Stem cell transplant is a complicated process with many effective approaches (eg. types chemotherapy used, done with or without TBI) and a multitude of variations (eg. dose of chemotherapy used, single fraction or multiple fraction TBI with or without lung dose reduction, low dose.) The absence of a definitively superior approach suggests that no optimum regimen will soon emerge. Therefore, each approach will need to optimized. Given the complexity of the successful transplant, we advocate making only those limited changes to the transplant regimen necessary to test the hypothesis while holding all other variables constant.

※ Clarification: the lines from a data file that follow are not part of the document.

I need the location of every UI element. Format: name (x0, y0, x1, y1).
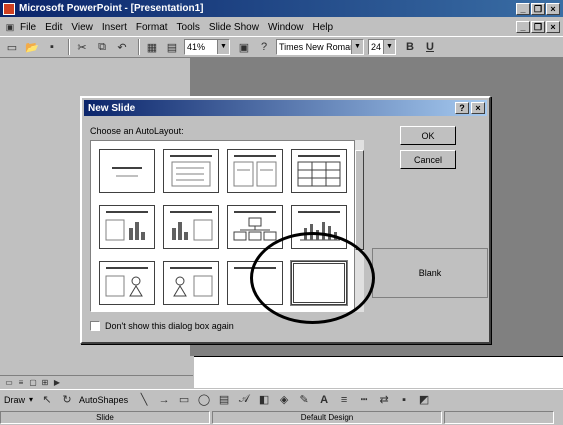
chevron-down-icon: ▼ (217, 40, 229, 54)
powerpoint-icon (3, 2, 15, 15)
undo-icon[interactable]: ↶ (114, 39, 130, 55)
shadow-icon[interactable]: ▪ (396, 392, 412, 408)
menu-help[interactable]: Help (313, 22, 334, 33)
preview-label: Blank (418, 268, 442, 278)
save-icon[interactable]: ▪ (44, 39, 60, 55)
layout-clip-art-and-text[interactable] (163, 261, 219, 305)
select-arrow-icon[interactable]: ↖ (39, 392, 55, 408)
dont-show-label: Don't show this dialog box again (105, 321, 234, 331)
cancel-button[interactable]: Cancel (400, 150, 456, 169)
menu-view[interactable]: View (71, 22, 93, 33)
clipart-icon[interactable]: ◧ (256, 392, 272, 408)
toolbar-separator (68, 39, 70, 55)
menu-window[interactable]: Window (268, 22, 304, 33)
fill-color-icon[interactable]: ◈ (276, 392, 292, 408)
layout-bulleted-list[interactable] (163, 149, 219, 193)
font-color-icon[interactable]: A (316, 392, 332, 408)
bold-button[interactable]: B (402, 39, 418, 55)
doc-restore-button[interactable]: ❐ (531, 21, 545, 33)
doc-minimize-button[interactable]: _ (516, 21, 530, 33)
line-style-icon[interactable]: ≡ (336, 392, 352, 408)
layout-title-slide[interactable] (99, 149, 155, 193)
menu-edit[interactable]: Edit (45, 22, 62, 33)
document-icon[interactable]: ▣ (4, 19, 16, 35)
draw-menu[interactable]: Draw (4, 395, 25, 405)
slide-show-icon[interactable]: ▶ (52, 378, 62, 388)
close-button[interactable]: × (546, 2, 560, 15)
menu-file[interactable]: File (20, 22, 36, 33)
copy-icon[interactable]: ⧉ (94, 39, 110, 55)
ok-button[interactable]: OK (400, 126, 456, 145)
dont-show-option[interactable]: Don't show this dialog box again (90, 321, 234, 331)
menu-slide-show[interactable]: Slide Show (209, 22, 259, 33)
drawing-toolbar: Draw ▾ ↖ ↻ AutoShapes ╲ → ▭ ◯ ▤ 𝒜 ◧ ◈ ✎ … (0, 389, 563, 409)
zoom-value: 41% (187, 42, 206, 52)
help-icon[interactable]: ? (256, 39, 272, 55)
dialog-title-bar: New Slide ? × (84, 100, 487, 116)
standard-toolbar: ▭ 📂 ▪ ✂ ⧉ ↶ ▦ ▤ 41% ▼ ▣ ? Times New Roma… (0, 36, 563, 58)
chevron-down-icon: ▾ (29, 395, 34, 404)
dialog-help-button[interactable]: ? (455, 102, 469, 114)
menu-insert[interactable]: Insert (102, 22, 127, 33)
highlight-circle (250, 232, 375, 324)
underline-button[interactable]: U (422, 39, 438, 55)
status-design: Default Design (212, 411, 442, 424)
toolbar-separator (138, 39, 140, 55)
slide-view-icon[interactable]: ▢ (28, 378, 38, 388)
cut-icon[interactable]: ✂ (74, 39, 90, 55)
font-select[interactable]: Times New Roman ▼ (276, 39, 364, 55)
layout-text-and-chart[interactable] (99, 205, 155, 249)
view-buttons: ▭ ≡ ▢ ⊞ ▶ (0, 375, 193, 389)
font-size-value: 24 (371, 42, 382, 52)
notes-pane[interactable] (194, 356, 563, 388)
title-bar: Microsoft PowerPoint - [Presentation1] _… (0, 0, 563, 17)
new-icon[interactable]: ▭ (4, 39, 20, 55)
status-slide: Slide (0, 411, 210, 424)
menu-tools[interactable]: Tools (177, 22, 200, 33)
open-icon[interactable]: 📂 (24, 39, 40, 55)
font-value: Times New Roman (279, 42, 356, 52)
oval-icon[interactable]: ◯ (196, 392, 212, 408)
slide-sorter-icon[interactable]: ⊞ (40, 378, 50, 388)
layout-text-and-clip-art[interactable] (99, 261, 155, 305)
scrollbar-thumb[interactable] (355, 150, 364, 250)
dialog-close-button[interactable]: × (471, 102, 485, 114)
layout-two-column-text[interactable] (227, 149, 283, 193)
layout-chart-and-text[interactable] (163, 205, 219, 249)
insert-chart-icon[interactable]: ▦ (144, 39, 160, 55)
autoshapes-menu[interactable]: AutoShapes (79, 395, 128, 405)
formatting-toggle-icon[interactable]: ▣ (236, 39, 252, 55)
window-title: Microsoft PowerPoint - [Presentation1] (19, 3, 204, 14)
status-spare (444, 411, 554, 424)
chevron-down-icon: ▼ (351, 40, 363, 54)
textbox-icon[interactable]: ▤ (216, 392, 232, 408)
menu-bar: ▣ File Edit View Insert Format Tools Sli… (0, 18, 563, 36)
minimize-button[interactable]: _ (516, 2, 530, 15)
layout-table[interactable] (291, 149, 347, 193)
dialog-title: New Slide (88, 102, 136, 114)
dont-show-checkbox[interactable] (90, 321, 100, 331)
wordart-icon[interactable]: 𝒜 (236, 392, 252, 408)
arrow-icon[interactable]: → (156, 392, 172, 408)
rotate-icon[interactable]: ↻ (59, 392, 75, 408)
line-color-icon[interactable]: ✎ (296, 392, 312, 408)
outline-view-icon[interactable]: ≡ (16, 378, 26, 388)
autolayout-label: Choose an AutoLayout: (90, 126, 184, 136)
dash-style-icon[interactable]: ┅ (356, 392, 372, 408)
insert-table-icon[interactable]: ▤ (164, 39, 180, 55)
3d-icon[interactable]: ◩ (416, 392, 432, 408)
layout-preview: Blank (372, 248, 488, 298)
status-bar: Slide Default Design (0, 410, 563, 425)
arrow-style-icon[interactable]: ⇄ (376, 392, 392, 408)
line-icon[interactable]: ╲ (136, 392, 152, 408)
doc-close-button[interactable]: × (546, 21, 560, 33)
font-size-select[interactable]: 24 ▼ (368, 39, 396, 55)
zoom-select[interactable]: 41% ▼ (184, 39, 230, 55)
restore-button[interactable]: ❐ (531, 2, 545, 15)
menu-format[interactable]: Format (136, 22, 168, 33)
normal-view-icon[interactable]: ▭ (4, 378, 14, 388)
rectangle-icon[interactable]: ▭ (176, 392, 192, 408)
chevron-down-icon: ▼ (383, 40, 395, 54)
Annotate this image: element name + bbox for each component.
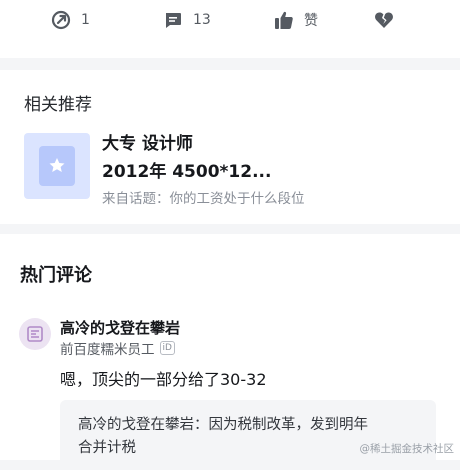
avatar-icon[interactable] xyxy=(19,318,51,350)
related-item-title-line2[interactable]: 2012年 4500*12... xyxy=(102,157,271,182)
comment-text[interactable]: 嗯，顶尖的一部分给了30-32 xyxy=(60,366,267,390)
share-icon xyxy=(50,9,72,31)
related-section: 相关推荐 大专 设计师 2012年 4500*12... 来自话题：你的工资处于… xyxy=(0,70,460,224)
dislike-action[interactable] xyxy=(373,0,395,40)
star-doc-icon xyxy=(39,146,75,186)
hot-comments-title: 热门评论 xyxy=(20,265,92,286)
id-badge: iD xyxy=(159,341,175,355)
comment-author-role: 前百度糯米员工 iD xyxy=(60,338,175,358)
related-thumbnail[interactable] xyxy=(24,133,90,199)
watermark: @稀土掘金技术社区 xyxy=(359,443,455,455)
reply-text-line1: 高冷的戈登在攀岩：因为税制改革，发到明年 xyxy=(78,417,368,433)
comment-count: 13 xyxy=(193,12,211,28)
comment-icon xyxy=(162,9,184,31)
related-title: 相关推荐 xyxy=(24,95,92,115)
like-label: 赞 xyxy=(304,13,318,29)
action-bar: 1 13 赞 xyxy=(0,0,460,58)
share-action[interactable]: 1 xyxy=(50,0,90,40)
comment-author-role-text: 前百度糯米员工 xyxy=(60,342,155,358)
related-item-source[interactable]: 来自话题：你的工资处于什么段位 xyxy=(102,187,305,207)
hot-comments-section: 热门评论 高冷的戈登在攀岩 前百度糯米员工 iD 嗯，顶尖的一部分给了30-32… xyxy=(0,234,460,470)
share-count: 1 xyxy=(81,12,90,28)
comment-action[interactable]: 13 xyxy=(162,0,211,40)
heart-broken-icon xyxy=(373,9,395,31)
thumbs-up-icon xyxy=(273,9,295,31)
comment-author[interactable]: 高冷的戈登在攀岩 xyxy=(60,317,180,338)
like-action[interactable]: 赞 xyxy=(273,0,318,40)
reply-text-line2: 合并计税 xyxy=(78,440,136,456)
related-item-title-line1[interactable]: 大专 设计师 xyxy=(102,129,193,154)
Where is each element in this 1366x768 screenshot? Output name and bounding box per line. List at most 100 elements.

We have found no pre-clinical evidence that TBI with bilateral lung shielding improves stem cell homing. The mechanisms which explain the survival benefit seen in a subset of patients treated with lung dose reduced, twice daily TBI remain unknown[19]. However, given the success of lung dose reduction and absence of any homing advantage in preclinical models, we are pursuing lower doses of TBI in selected older patients.

Conclusion

The current data adds to the existing literature by showing that the survival benefit seen with lung dose reduced, twice daily TBI[19] likely does not arise from improved homing of hematopoietic stem and progenitor cell homing to the BM. However, no definite conclusion can be reached about homing of the true stem cell subset until that subset is adequately defined.